McGee’s progressive activities have received virtually no coverage in the corporate media, although he has been a community activist for decades. Nor has the media investigated the social conditions in Milwaukee that have led to his widespread support in the Black community. It is impossible to analyze McGee’s case without putting it into a social, political and economic context—exactly what is lacking in the racist corporate media.

McGee was one of the very few politicians to actively participate in alleviating the semi-apartheid conditions that exist in Milwaukee, the most segregated city in the United States.

Consider these facts about Milwaukee:

• One in every four residents lives below the poverty level, according to federal statistics.

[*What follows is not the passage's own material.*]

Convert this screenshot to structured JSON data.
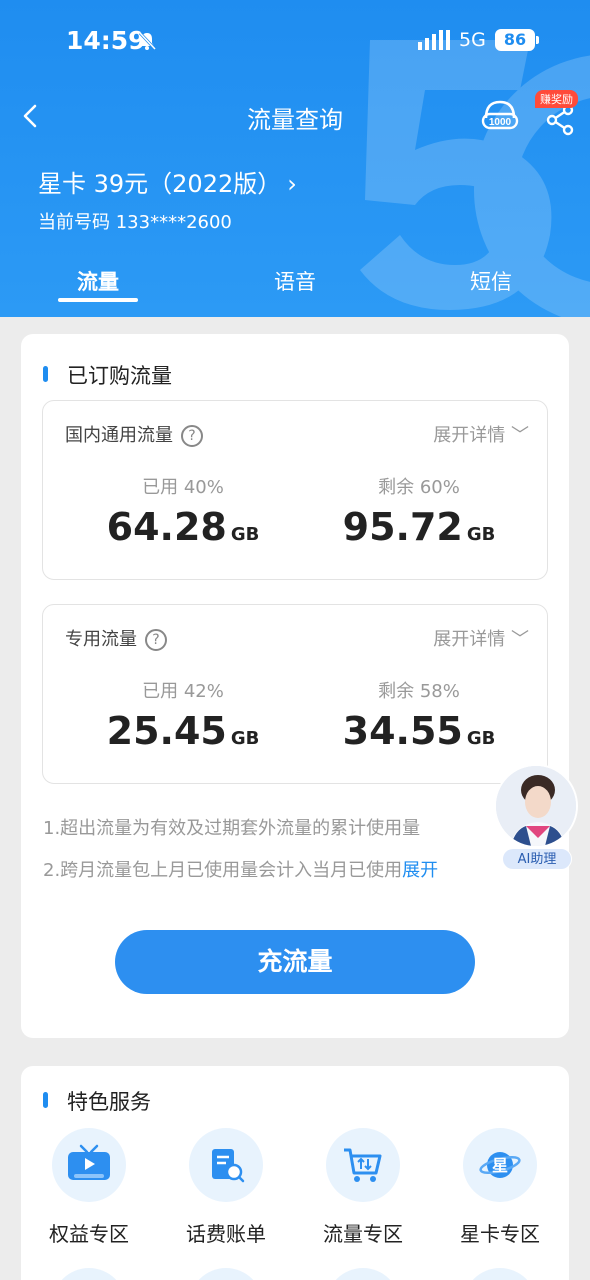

For Black Milwaukee, semi-apartheid conditions are the norm and have gotten even worse in recent years with the dismantling of Aid for Dependent Children and welfare, as well as the introduction of charter schools.

• Infant mortality for Black babies is 21 per 1,000 live births—more than four times the rate for whites. (Wisconsin Department of Health and Family Services and the Black Health Coalition of Milwaukee)

• Although Blacks comprise only 5 percent of Wisconsin’s total population of 5 million, they make up more than 50 percent of the prison population. The number of Black and Latina women in prison in the state has skyrocketed since the early 1990s. (The Sentencing Project)

• Unemployment in metro Milwaukee among African-American males ages 16 to 64 increased to 51.1 percent last year from 46.8 percent in 2006. This is probably the highest jobless rate Black men here have ever suffered, according to a just-released report by The University of Wisconsin-Milwaukee Center for Economic Development. Milwaukee has the biggest gap between Black and white joblessness in the U.S. In the past, many Black Milwaukeeans had union jobs at manufacturing plants in the city. But the majority of living-wage jobs are now in the suburbs and there is inadequate public transportation to get there from the city. Many Black people in Milwaukee are ready and willing to work but don’t have vehicles, due to institutionally racist factors such as racial profiling and the court system.

• Police brutality and murder have been an ongoing fact of life for Black and Latin@ people in Milwaukee. City police and other repressive local, state and federal agencies, often with paramilitary units, occupy whole sections of the Black community. Since 1990 at least 50 Black men have been shot dead by Milwaukee city police. Even after the highly publicized Frank Jude Jr. case—a struggle against naked police brutality that McGee spearheaded—the police feel free to act with virtual impunity.

McGee was attempting to combat these conditions, often in alliance with progressive community organizations.

McGee supporters say that if he has given grounds for suspicion, it is grassroots representatives of the Black community in his district who should have the right to pass judgment, not the enemies of the people.

The government is spending huge sums on legally lynching McGee. Why aren’t these funds going to alleviate these horrendous social conditions? Aren’t the real criminals the bankers and bosses responsible for these conditions, not those like McGee who fight them? Shouldn’t the rulers be the ones on trial for all the death, misery, destitution and destruction they cause on a daily basis? Shouldn’t they be made to pay reparations?

The government and the ruling class behind it are using McGee’s case—and rabid racism—to strengthen the repressive apparatus against all poor and working people. They are trying to deflect anger away from the rapidly disintegrating capitalist system, the real enemy of poor and working people.